The amyloid cascade hypothesis states that the deposition of amyloid plaques, which is the characteristic pathological feature found by brain autopsy in patients with AD, is the main cause of AD. Amyloid plaques are insoluble aggregates consist of amyloid β (Aβ), a soluble peptide which main alloforms are 40 and 42 amino acid residues long. After being cleaved from amyloid precursor protein (APP) and secreted into extracellular space, Aβ is prone to self-aggregate, generating species including amyloid oligomers, fibrils, and aggregates.

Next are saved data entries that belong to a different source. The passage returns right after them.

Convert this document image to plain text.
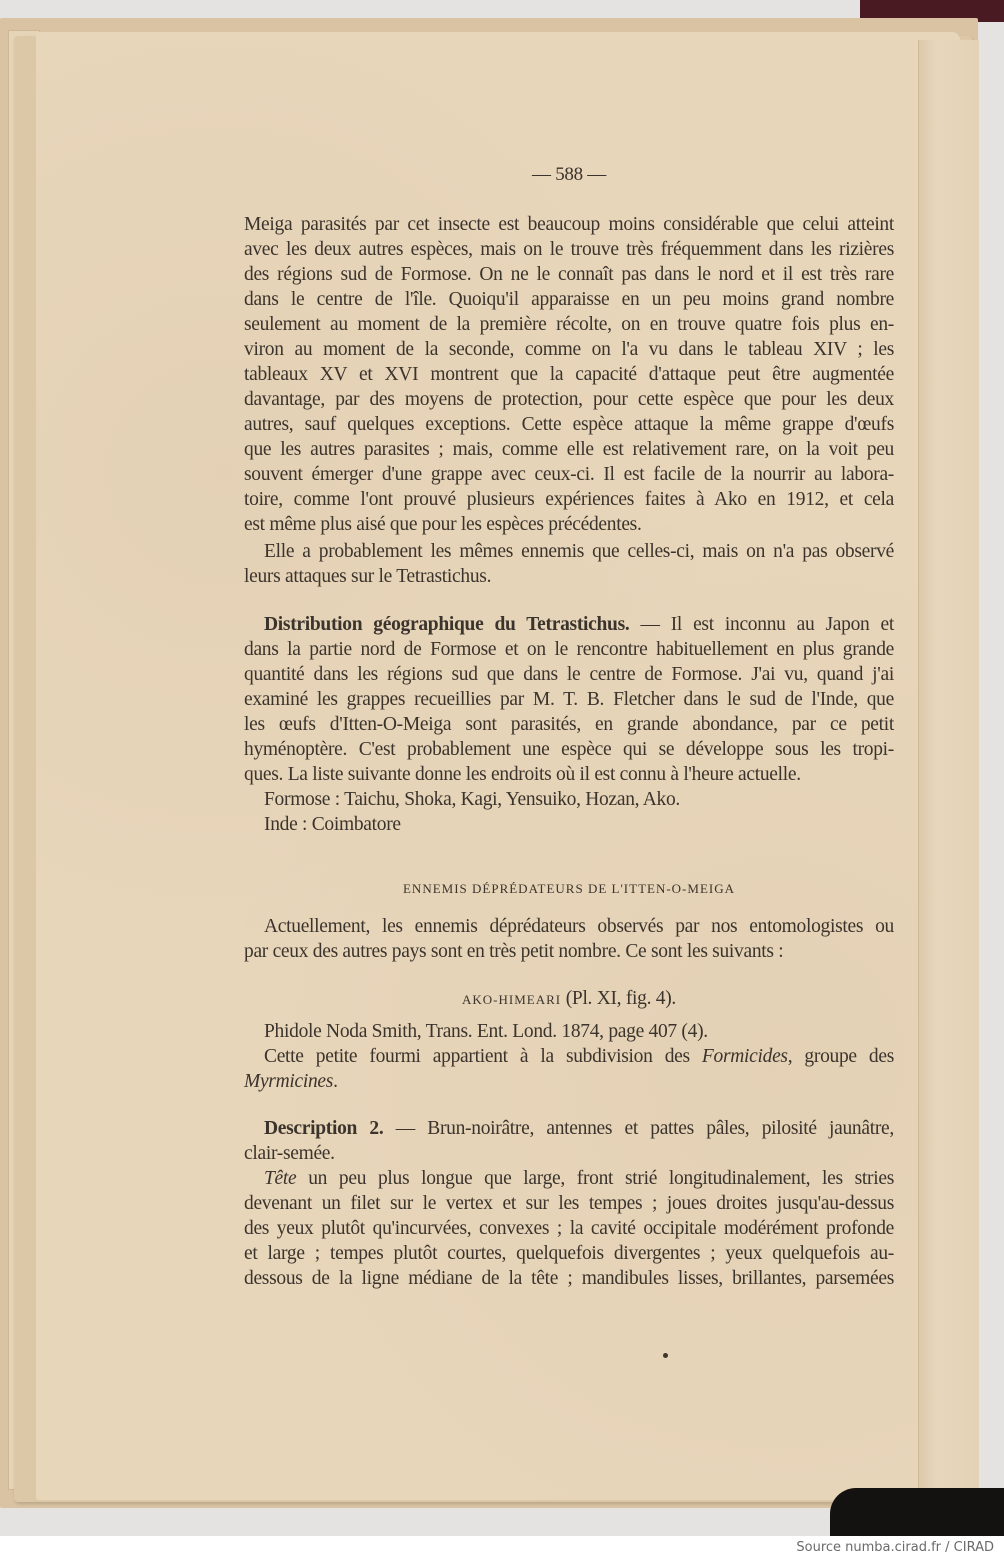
— 588 —
Meiga parasités par cet insecte est beaucoup moins considérable que celui atteint
avec les deux autres espèces, mais on le trouve très fréquemment dans les rizières
des régions sud de Formose. On ne le connaît pas dans le nord et il est très rare
dans le centre de l'île. Quoiqu'il apparaisse en un peu moins grand nombre
seulement au moment de la première récolte, on en trouve quatre fois plus en-
viron au moment de la seconde, comme on l'a vu dans le tableau XIV ; les
tableaux XV et XVI montrent que la capacité d'attaque peut être augmentée
davantage, par des moyens de protection, pour cette espèce que pour les deux
autres, sauf quelques exceptions. Cette espèce attaque la même grappe d'œufs
que les autres parasites ; mais, comme elle est relativement rare, on la voit peu
souvent émerger d'une grappe avec ceux-ci. Il est facile de la nourrir au labora-
toire, comme l'ont prouvé plusieurs expériences faites à Ako en 1912, et cela
est même plus aisé que pour les espèces précédentes.
Elle a probablement les mêmes ennemis que celles-ci, mais on n'a pas observé
leurs attaques sur le Tetrastichus.
Distribution géographique du Tetrastichus. — Il est inconnu au Japon et
dans la partie nord de Formose et on le rencontre habituellement en plus grande
quantité dans les régions sud que dans le centre de Formose. J'ai vu, quand j'ai
examiné les grappes recueillies par M. T. B. Fletcher dans le sud de l'Inde, que
les œufs d'Itten-O-Meiga sont parasités, en grande abondance, par ce petit
hyménoptère. C'est probablement une espèce qui se développe sous les tropi-
ques. La liste suivante donne les endroits où il est connu à l'heure actuelle.
Formose : Taichu, Shoka, Kagi, Yensuiko, Hozan, Ako.
Inde : Coimbatore
ENNEMIS DÉPRÉDATEURS DE L'ITTEN-O-MEIGA
Actuellement, les ennemis déprédateurs observés par nos entomologistes ou
par ceux des autres pays sont en très petit nombre. Ce sont les suivants :
AKO-HIMEARI (Pl. XI, fig. 4).
Phidole Noda Smith, Trans. Ent. Lond. 1874, page 407 (4).
Cette petite fourmi appartient à la subdivision des Formicides, groupe des
Myrmicines.
Description 2. — Brun-noirâtre, antennes et pattes pâles, pilosité jaunâtre,
clair-semée.
Tête un peu plus longue que large, front strié longitudinalement, les stries
devenant un filet sur le vertex et sur les tempes ; joues droites jusqu'au-dessus
des yeux plutôt qu'incurvées, convexes ; la cavité occipitale modérément profonde
et large ; tempes plutôt courtes, quelquefois divergentes ; yeux quelquefois au-
dessous de la ligne médiane de la tête ; mandibules lisses, brillantes, parsemées
Source numba.cirad.fr / CIRAD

These neurotoxic assemblies have been targeted as the biomarkers for the diagnosis of AD using molecular imaging modalities.

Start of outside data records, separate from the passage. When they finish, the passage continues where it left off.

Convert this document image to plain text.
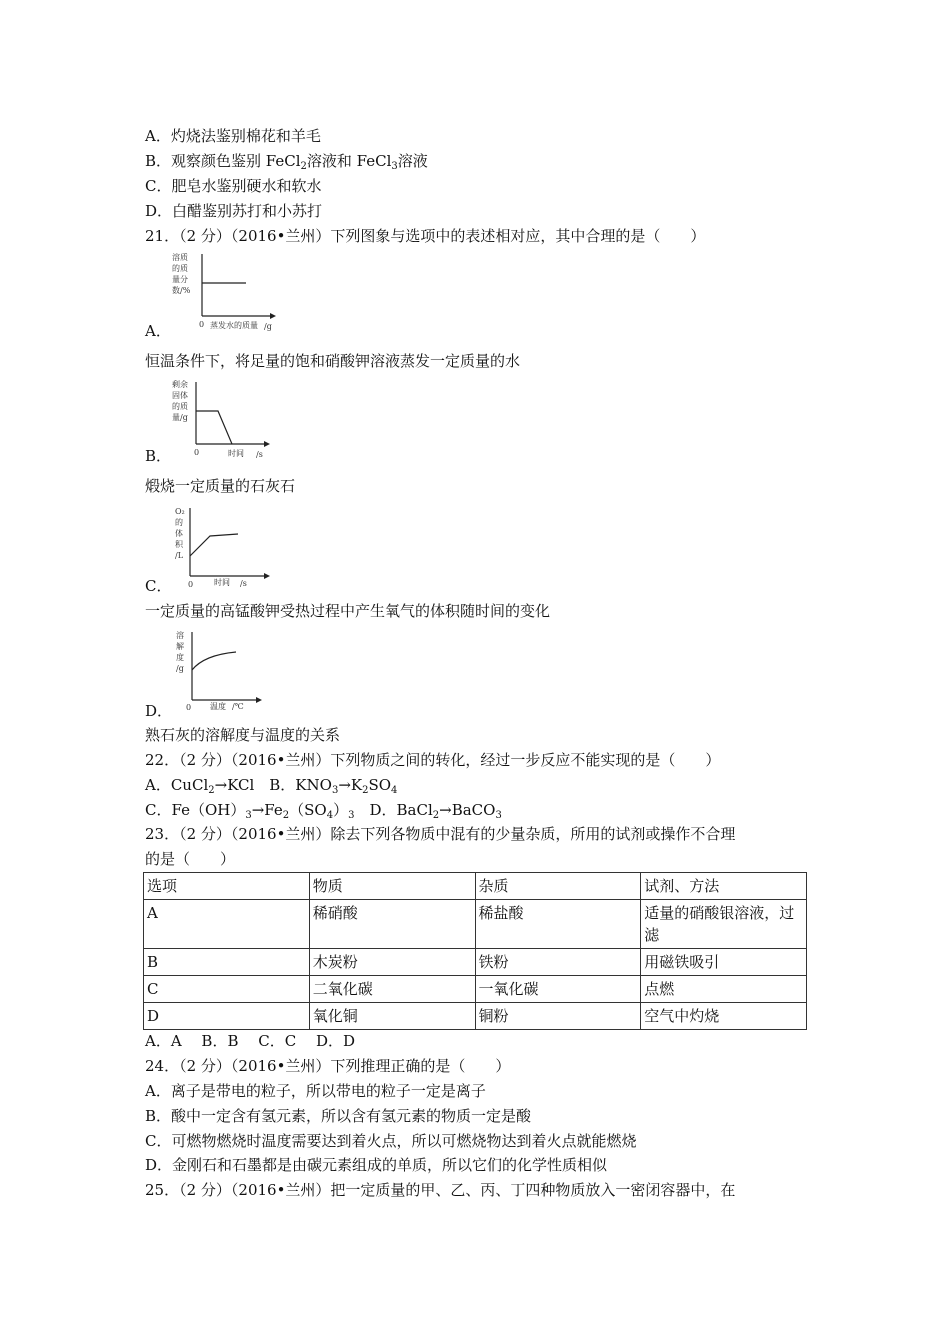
A．灼烧法鉴别棉花和羊毛
B．观察颜色鉴别 FeCl$_2$溶液和 FeCl$_3$溶液
C．肥皂水鉴别硬水和软水
D．白醋鉴别苏打和小苏打
21．（2 分）（2016•兰州）下列图象与选项中的表述相对应，其中合理的是（　　）
溶质
的质
量分
数/%
0 蒸发水的质量 /g
A．
恒温条件下，将足量的饱和硝酸钾溶液蒸发一定质量的水
剩余
固体
的质
量/g
0	时间 /s
B．
煅烧一定质量的石灰石
O₂
的
体
积
/L
0	时间 /s
C．
一定质量的高锰酸钾受热过程中产生氧气的体积随时间的变化
溶
解
度
/g
0 温度 /℃
D．
熟石灰的溶解度与温度的关系
22．（2 分）（2016•兰州）下列物质之间的转化，经过一步反应不能实现的是（　　）
A．CuCl$_2$→KCl　B．$KNO_3\to K_2SO_4$
C．$Fe(OH)_3\to Fe_2(SO_4)_3$　D．BaCl$_2$→BaCO$_3$
23．（2 分）（2016•兰州）除去下列各物质中混有的少量杂质，所用的试剂或操作不合理
的是（　　）
选项	物质	杂质	试剂、方法
A	稀硝酸	稀盐酸	适量的硝酸银溶液，过滤
B	木炭粉	铁粉	用磁铁吸引
C	二氧化碳	一氧化碳	点燃
D	氧化铜	铜粉	空气中灼烧
A．A　 B．B　 C．C　 D．D
24．（2 分）（2016•兰州）下列推理正确的是（　　）
A．离子是带电的粒子，所以带电的粒子一定是离子
B．酸中一定含有氢元素，所以含有氢元素的物质一定是酸
C．可燃物燃烧时温度需要达到着火点，所以可燃烧物达到着火点就能燃烧
D．金刚石和石墨都是由碳元素组成的单质，所以它们的化学性质相似
25．（2 分）（2016•兰州）把一定质量的甲、乙、丙、丁四种物质放入一密闭容器中，在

Positron emission tomography (PET) is a non-invasive nuclear imaging technique that allows for measuring Aβ plaques burden in vivo using radiotracers labeled with 11C (t1/2=20.4 min), 18F (t1/2= 109.7 min), and 64Cu (t1/2 = 12.7 h). Radiometal 64Cu has more favorable properties for amyloid imaging in terms of half-life and radiolabeling strategy. To obtain molecules that could be employed as 64Cu PET imaging agents and maintain affinity for Aβ species, our synthetic strategy is to covalently link 2-phenylbenzothiazole moiety, which has appreciable Aβ binding affinity and fluorescent properties, with multidentate ligands based on 1,4,7-triazacylononane (TACN). The modification of metal chelating group is centered on introducing carboxylate ester branches to TACN backbone for more favorable lipophilicity as well as metal-binding affinity.

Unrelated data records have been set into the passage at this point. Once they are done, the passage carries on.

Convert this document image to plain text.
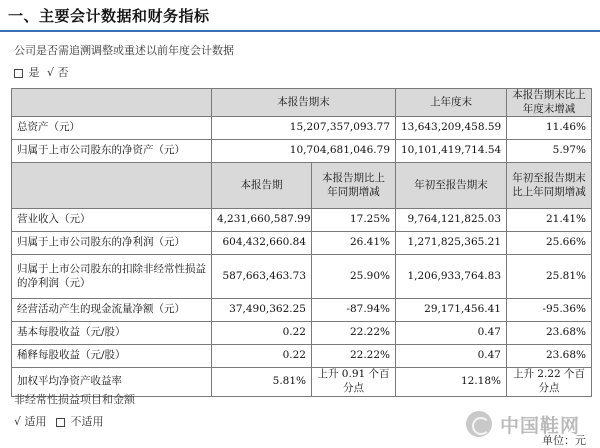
一、主要会计数据和财务指标
公司是否需追溯调整或重述以前年度会计数据
是 √ 否
	本报告期末		上年度末	本报告期末比上年度末增减
总资产（元）	15,207,357,093.77		13,643,209,458.59	11.46%
归属于上市公司股东的净资产（元）	10,704,681,046.79		10,101,419,714.54	5.97%
	本报告期	本报告期比上年同期增减	年初至报告期末	年初至报告期末比上年同期增减
营业收入（元）	4,231,660,587.99	17.25%	9,764,121,825.03	21.41%
归属于上市公司股东的净利润（元）	604,432,660.84	26.41%	1,271,825,365.21	25.66%
归属于上市公司股东的扣除非经常性损益的净利润（元）	587,663,463.73	25.90%	1,206,933,764.83	25.81%
经营活动产生的现金流量净额（元）	37,490,362.25	-87.94%	29,171,456.41	-95.36%
基本每股收益（元/股）	0.22	22.22%	0.47	23.68%
稀释每股收益（元/股）	0.22	22.22%	0.47	23.68%
加权平均净资产收益率	5.81%	上升 0.91 个百分点	12.18%	上升 2.22 个百分点
非经常性损益项目和金额
√ 适用 不适用	中国鞋网
单位：元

First, we designed a series of diester bifunctional chelators (BFCs) and characterize them via a series of biophysical experiments, including ex vivo transgenic mouse brain section staining and autoradiography studies for assessment of amyloid plaques targeting ability, along with 64Cu radiolabeling studies and measurement of the octanol/PBS distribution coefficient (log D) values for prediction of blood-brain barrier (BBB) permeability. YW-13 shows the best amyloid staining but suffers from the low log D value of anionic 64Cu complex. Therefore, we adapted the compound design by replacing one carboxylate arm with a methyl group. All five BFCs in this series exhibit favorable log D values around 1 and have moderate brain uptake in biodistribution studies.
Next, to further improve the amyloid targeting ability of the BFCs, we attached a second amyloid binding fragment and the resultant BFCs all showed satisfying colocalization with the Aβ antibody staining signals. The lipophilicity is enhanced as well. Notably, YW-3 exhibits an elevated brain uptake in transgenic mice versus wild-type mice, and the brain uptake of 68Ga-YW-18 is twice that of 64Cu-YW-18, indicating neutral metal complexes are more favored for in vivo application.
Last, we probed the metal binding affinity of hinokitiol through UV-Vis spectrophotometric titrations and synthesized Hino-TACN ligands as novel metal-chelating fragments. We also proposed the next generation BFCs as molecules that could form neutral 64Cu complexes and have smaller molecular weights than the current BFCs.